I’m very very thankful of your reply.
But I cannot find out which part of the code takes so much time.
one 128 batch of my data in your takes 1.5 seconds but in my code takes 1 hour.
Is it because of the initialization of the network?

model=ResidualLearningNet()
model.apply(weights_init)
model.to(device)
optimizer=torch.optim.SGD(model.parameters(),lr=0.000001)
criterion=nn.MSELoss()

I wrote the code in google colab. If it helps, I can send you the link of my code.

How big is your dataset? If it one batch takes 1.5s and the whole thing takes 1h. It would mean 2400 batches. So for 10 epochs, that’s 240 batches per epoch. And so 30k samples in your dataset.
Is that correct?

no,I said before that one BATCH takes one hour… :pensive: :pensive: :pensive: :frowning_face:
I have 663 batches so one epoch takes 663 hours :disappointed: :sob:

As @albanD explained, your code profiles the complete training.
Did you change the code to profile a single iteration?
What does @albanD’s code return, if you run it on your machine?

Thanks for your respond.
@albanD 's code took 280 ms in my laptop. I cannot find out what out what is the difference between then and which part of my code is responsible to taking too much time of loss backward part.

Could you explain this part? I can not understand this part.

Did you change the code to profile a single iteration?
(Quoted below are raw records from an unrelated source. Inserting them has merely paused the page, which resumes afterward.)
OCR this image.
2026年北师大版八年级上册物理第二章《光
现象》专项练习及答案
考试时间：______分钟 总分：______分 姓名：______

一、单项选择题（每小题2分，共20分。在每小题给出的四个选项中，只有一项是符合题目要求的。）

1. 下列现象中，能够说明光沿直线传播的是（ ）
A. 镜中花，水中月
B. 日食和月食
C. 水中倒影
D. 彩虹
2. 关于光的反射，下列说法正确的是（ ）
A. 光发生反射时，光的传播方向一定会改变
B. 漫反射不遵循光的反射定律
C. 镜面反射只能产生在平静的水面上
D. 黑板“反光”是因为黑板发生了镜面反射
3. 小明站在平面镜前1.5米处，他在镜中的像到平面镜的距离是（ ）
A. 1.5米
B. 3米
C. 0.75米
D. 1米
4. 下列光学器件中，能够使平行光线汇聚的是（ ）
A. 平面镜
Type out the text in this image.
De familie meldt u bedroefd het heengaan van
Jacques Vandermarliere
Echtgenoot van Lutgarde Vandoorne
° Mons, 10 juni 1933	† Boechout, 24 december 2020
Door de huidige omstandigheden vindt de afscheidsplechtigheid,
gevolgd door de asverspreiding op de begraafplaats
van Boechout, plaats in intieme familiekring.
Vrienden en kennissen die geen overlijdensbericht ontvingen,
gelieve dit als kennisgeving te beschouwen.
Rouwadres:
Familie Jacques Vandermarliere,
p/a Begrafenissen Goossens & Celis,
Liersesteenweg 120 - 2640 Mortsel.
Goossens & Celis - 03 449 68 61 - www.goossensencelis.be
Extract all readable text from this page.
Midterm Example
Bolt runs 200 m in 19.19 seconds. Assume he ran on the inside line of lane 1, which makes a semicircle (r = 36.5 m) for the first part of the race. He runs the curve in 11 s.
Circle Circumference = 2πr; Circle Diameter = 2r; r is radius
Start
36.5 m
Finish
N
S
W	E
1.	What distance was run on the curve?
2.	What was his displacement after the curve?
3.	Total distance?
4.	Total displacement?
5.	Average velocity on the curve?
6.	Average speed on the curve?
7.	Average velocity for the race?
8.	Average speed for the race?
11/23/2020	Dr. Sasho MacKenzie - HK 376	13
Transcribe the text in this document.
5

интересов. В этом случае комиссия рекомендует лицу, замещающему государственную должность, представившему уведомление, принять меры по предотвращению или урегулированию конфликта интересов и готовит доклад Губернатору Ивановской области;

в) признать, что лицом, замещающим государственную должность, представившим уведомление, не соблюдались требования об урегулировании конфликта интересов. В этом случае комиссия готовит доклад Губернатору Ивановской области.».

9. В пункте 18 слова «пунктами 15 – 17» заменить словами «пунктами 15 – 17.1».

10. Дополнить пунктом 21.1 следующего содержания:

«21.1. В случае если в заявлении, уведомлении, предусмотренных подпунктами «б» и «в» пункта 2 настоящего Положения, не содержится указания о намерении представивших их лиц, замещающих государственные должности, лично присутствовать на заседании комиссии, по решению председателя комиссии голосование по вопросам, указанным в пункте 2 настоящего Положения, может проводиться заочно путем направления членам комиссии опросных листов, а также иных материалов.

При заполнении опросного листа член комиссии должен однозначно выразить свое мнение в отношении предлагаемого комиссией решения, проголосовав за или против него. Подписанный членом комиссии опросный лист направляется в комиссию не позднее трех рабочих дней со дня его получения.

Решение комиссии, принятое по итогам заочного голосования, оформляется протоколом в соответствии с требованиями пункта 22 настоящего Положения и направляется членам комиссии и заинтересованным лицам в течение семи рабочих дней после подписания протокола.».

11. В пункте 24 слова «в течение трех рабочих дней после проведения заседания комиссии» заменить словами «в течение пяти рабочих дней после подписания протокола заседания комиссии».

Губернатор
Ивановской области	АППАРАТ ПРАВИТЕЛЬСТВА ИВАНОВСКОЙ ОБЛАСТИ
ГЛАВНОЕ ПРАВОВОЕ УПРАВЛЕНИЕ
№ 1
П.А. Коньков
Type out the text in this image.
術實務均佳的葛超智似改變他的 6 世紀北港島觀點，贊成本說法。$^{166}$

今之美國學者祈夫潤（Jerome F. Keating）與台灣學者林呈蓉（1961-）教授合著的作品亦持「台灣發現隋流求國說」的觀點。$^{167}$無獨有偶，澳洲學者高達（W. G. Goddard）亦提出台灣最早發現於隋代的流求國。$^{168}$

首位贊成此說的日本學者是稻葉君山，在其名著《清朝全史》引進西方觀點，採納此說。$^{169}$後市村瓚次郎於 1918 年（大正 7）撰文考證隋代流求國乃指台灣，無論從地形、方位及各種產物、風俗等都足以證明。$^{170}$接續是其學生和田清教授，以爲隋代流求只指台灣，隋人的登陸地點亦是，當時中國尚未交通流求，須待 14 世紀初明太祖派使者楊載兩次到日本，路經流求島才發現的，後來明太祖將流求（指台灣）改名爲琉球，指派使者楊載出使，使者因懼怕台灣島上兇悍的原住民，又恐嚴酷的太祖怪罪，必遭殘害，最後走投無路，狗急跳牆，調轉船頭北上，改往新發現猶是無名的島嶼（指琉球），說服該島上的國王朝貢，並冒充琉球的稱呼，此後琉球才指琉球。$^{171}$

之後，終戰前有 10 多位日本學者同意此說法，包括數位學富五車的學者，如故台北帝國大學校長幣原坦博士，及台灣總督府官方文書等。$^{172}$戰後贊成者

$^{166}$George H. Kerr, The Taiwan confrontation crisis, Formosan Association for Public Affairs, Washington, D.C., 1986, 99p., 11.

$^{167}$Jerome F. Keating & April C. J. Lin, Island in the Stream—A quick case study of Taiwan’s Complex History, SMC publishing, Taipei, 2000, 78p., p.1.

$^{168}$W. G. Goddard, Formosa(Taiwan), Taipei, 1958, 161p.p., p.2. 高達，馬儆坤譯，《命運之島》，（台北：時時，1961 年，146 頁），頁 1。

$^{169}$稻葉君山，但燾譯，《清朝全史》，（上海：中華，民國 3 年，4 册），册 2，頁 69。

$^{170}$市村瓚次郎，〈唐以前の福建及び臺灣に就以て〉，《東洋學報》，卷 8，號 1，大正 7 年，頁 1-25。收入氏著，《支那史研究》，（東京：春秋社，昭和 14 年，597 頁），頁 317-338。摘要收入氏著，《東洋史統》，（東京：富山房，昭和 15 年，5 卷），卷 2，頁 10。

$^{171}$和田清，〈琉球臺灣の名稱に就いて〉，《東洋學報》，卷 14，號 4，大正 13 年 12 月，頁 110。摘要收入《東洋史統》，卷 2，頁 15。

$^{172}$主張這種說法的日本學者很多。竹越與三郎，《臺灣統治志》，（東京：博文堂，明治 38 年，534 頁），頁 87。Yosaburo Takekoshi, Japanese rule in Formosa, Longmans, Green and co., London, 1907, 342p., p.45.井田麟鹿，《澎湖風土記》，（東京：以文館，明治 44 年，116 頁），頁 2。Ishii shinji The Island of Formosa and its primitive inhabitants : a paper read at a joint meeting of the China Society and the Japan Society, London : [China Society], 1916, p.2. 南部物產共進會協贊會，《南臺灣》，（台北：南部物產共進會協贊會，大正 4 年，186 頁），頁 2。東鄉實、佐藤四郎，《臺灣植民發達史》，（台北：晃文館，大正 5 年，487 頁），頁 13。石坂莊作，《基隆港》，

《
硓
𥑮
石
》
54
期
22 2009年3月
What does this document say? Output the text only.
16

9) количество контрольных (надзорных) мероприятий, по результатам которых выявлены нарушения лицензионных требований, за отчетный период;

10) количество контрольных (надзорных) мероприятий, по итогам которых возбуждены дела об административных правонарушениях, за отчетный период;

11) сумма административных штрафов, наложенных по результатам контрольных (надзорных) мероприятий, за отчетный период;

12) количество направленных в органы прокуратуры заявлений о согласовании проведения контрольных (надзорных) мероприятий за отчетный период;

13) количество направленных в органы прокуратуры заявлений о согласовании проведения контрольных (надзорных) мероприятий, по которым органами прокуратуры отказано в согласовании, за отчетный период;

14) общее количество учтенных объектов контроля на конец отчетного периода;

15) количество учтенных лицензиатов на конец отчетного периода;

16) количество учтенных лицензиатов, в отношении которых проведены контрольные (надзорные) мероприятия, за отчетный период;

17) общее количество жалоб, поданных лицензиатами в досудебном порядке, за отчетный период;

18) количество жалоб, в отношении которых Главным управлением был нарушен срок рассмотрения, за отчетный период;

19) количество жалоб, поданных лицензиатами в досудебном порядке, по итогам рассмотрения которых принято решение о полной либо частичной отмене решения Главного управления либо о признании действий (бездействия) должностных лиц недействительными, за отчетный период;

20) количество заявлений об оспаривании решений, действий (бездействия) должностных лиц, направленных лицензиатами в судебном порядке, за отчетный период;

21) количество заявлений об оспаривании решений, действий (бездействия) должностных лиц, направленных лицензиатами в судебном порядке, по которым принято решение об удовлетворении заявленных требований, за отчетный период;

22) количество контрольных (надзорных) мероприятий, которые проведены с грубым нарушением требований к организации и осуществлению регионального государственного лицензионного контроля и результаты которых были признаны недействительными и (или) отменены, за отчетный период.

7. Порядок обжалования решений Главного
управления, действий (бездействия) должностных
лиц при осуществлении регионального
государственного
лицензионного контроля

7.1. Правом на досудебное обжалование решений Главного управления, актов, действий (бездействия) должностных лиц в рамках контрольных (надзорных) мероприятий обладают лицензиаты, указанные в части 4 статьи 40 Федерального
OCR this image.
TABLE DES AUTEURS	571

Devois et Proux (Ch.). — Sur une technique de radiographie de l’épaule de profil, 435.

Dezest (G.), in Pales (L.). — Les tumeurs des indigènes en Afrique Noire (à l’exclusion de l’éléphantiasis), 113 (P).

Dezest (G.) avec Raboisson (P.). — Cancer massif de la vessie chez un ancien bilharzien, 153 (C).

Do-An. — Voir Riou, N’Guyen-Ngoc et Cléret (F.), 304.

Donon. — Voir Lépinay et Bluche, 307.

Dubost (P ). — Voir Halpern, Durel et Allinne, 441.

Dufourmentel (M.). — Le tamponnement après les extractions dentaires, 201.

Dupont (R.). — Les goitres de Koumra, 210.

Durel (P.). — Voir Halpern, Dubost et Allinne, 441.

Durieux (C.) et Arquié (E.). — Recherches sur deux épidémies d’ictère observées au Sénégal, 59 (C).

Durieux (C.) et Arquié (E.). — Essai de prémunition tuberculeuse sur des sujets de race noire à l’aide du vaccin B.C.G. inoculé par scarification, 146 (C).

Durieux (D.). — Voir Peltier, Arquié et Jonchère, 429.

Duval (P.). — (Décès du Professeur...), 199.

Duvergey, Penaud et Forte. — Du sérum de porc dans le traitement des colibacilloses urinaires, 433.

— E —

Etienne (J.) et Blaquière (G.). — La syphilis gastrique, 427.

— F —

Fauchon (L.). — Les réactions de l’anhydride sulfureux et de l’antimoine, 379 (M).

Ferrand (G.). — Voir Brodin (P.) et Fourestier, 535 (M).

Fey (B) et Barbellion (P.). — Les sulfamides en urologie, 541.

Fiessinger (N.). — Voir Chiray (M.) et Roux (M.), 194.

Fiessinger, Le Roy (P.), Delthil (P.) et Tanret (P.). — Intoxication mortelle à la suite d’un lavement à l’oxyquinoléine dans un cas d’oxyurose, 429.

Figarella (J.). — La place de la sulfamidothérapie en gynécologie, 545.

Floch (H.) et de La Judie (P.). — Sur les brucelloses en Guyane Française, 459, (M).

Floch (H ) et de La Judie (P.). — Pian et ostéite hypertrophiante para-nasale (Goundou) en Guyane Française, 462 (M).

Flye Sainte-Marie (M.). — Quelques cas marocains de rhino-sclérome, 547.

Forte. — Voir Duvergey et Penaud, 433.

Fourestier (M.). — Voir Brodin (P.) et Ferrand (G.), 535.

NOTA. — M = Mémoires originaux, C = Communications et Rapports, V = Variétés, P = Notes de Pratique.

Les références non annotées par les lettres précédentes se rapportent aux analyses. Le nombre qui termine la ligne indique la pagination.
Your code profiles the complete training including all epochs:

start_time = datetime.now()
for epoch in range(n_epochs):
  train_loss=0
  model.train()
  for iteration,(Xstage1,X_batch) in enumerate(Train_Loader):
    optimizer.zero_grad()
    ...
  print('Epoch: {} \tTraining loss:{:.6f}'.format(epoch+1,train_loss))
end_time = datetime.now()

start_time is called before the first epoch and iteration is executed, while end_time is called after all epochs are done.

@albanD’s code profiles just the backward call:

start = time.time()
out.sum().backward()
print("Took: ", time.time() - start)

So not a single batch is taking one hour, but the complete training, i.e. 10 epochs.

1 Like

I put a print code to know when a single loss backward finished. There was almost one hour gap between two output of the print code.
I wrote the code in google colab. If it helps, I can send you the link of my code.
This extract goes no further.